The European Union on Tuesday urged Israel to guarantee the equality of all its citizens after Prime Minister Benjamin Netanyahu urged Palestinians to recognise Israel's Jewish identity. Asked to comment on Netanyahu's call for the Palestinian leadership to recognise Israel as the national state of the Jewish people, a spokeswoman for EU diplomatic chief Catherine Ashton said: "We support the two democratic states living side by side in peace and security.
"We also stress that the future states of Palestine and Israel will need to fully guarantee equality to all their citizens," she added. Israel's mainly right-wing government voted overwhelmingly on Sunday in favour of controversial legislation requiring non-Jewish citizens to swear allegiance to the country as a Jewish state.

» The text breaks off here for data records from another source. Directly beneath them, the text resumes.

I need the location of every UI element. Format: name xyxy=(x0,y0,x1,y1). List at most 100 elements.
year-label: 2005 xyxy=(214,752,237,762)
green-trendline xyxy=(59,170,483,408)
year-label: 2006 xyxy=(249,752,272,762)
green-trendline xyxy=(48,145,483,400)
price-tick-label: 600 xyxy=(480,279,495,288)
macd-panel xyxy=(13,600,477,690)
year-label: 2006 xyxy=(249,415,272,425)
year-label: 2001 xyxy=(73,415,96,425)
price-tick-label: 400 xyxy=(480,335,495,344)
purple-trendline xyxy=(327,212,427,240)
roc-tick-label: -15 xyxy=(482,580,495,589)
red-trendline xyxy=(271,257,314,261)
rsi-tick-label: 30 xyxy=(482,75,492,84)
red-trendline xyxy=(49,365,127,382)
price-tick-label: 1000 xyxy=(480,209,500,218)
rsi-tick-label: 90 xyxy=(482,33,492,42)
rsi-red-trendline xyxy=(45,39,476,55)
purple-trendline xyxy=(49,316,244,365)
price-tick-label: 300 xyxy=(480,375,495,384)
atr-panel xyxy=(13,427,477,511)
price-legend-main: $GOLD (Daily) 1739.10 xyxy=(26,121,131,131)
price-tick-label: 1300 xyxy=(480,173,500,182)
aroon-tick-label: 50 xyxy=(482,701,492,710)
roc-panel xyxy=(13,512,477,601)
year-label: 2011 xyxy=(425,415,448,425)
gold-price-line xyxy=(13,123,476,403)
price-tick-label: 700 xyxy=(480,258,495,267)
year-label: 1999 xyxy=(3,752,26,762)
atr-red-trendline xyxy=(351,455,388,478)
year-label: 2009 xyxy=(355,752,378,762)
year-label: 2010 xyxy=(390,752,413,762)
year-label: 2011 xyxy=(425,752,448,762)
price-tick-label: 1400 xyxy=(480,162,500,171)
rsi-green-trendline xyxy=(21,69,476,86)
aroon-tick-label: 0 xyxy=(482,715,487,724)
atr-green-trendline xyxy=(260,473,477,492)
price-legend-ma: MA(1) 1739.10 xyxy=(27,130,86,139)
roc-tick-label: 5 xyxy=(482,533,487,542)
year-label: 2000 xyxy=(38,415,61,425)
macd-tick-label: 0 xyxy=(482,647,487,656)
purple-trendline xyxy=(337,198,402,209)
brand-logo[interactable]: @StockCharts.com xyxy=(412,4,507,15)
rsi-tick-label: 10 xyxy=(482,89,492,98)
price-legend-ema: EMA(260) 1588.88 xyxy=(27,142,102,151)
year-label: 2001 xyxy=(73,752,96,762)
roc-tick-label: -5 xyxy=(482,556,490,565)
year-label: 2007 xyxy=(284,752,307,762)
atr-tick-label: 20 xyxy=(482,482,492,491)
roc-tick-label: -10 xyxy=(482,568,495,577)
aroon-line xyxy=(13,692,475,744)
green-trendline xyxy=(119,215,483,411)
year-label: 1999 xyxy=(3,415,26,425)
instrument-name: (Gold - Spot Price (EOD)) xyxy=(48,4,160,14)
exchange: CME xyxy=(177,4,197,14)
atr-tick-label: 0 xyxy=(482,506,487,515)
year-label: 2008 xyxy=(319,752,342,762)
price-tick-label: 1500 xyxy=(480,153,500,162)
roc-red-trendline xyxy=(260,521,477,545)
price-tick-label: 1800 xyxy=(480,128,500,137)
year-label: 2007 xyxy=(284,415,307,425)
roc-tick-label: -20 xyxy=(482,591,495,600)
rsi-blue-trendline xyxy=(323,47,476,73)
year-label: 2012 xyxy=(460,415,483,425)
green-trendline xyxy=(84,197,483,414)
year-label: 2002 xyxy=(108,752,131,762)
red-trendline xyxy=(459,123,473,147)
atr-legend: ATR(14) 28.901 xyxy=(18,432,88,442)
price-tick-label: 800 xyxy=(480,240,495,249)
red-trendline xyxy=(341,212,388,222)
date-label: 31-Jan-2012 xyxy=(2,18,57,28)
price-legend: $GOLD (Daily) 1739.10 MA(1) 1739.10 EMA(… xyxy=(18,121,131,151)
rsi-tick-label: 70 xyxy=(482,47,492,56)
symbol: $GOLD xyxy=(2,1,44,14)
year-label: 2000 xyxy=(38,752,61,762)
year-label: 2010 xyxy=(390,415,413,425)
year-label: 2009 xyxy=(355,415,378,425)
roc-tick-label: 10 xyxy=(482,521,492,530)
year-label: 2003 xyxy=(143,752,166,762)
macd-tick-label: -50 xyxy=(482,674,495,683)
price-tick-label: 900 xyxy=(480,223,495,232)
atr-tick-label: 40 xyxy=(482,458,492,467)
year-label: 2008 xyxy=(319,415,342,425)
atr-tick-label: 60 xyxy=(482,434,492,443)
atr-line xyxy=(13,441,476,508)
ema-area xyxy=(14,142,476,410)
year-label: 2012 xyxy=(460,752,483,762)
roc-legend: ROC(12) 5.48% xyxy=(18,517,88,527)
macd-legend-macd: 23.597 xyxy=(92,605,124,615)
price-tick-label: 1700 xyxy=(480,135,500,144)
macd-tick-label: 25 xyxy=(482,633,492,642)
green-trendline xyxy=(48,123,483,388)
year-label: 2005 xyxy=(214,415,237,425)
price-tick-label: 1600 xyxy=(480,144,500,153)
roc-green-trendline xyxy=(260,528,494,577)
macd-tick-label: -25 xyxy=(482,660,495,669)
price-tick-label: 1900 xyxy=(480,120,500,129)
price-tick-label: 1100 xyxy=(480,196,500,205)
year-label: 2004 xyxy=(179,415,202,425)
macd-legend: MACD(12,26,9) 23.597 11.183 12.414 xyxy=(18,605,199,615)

Netanyahu subsequently offered a freeze on settlement building in exchange for Palestinian recognition of Israel's Jewish identity. But the offer was rejected out of hand by the Palestinians, who said it had "nothing to do with the peace process," and was also widely slammed by Israeli politicians and commentators as a political ploy to sabotage peace talks.
A renewal of the ban on Jewish settlement building on occupied Palestinian land, which expired on September 26, is largely seen as the key to reviving the moribund peace talks which began three weeks earlier. Despite huge diplomatic pressure to reimpose the freeze, especially from Washington, Netanyahu has refused to do so, while Palestinian president Mahmud Abbas has said he will hold no further talks until the building stops.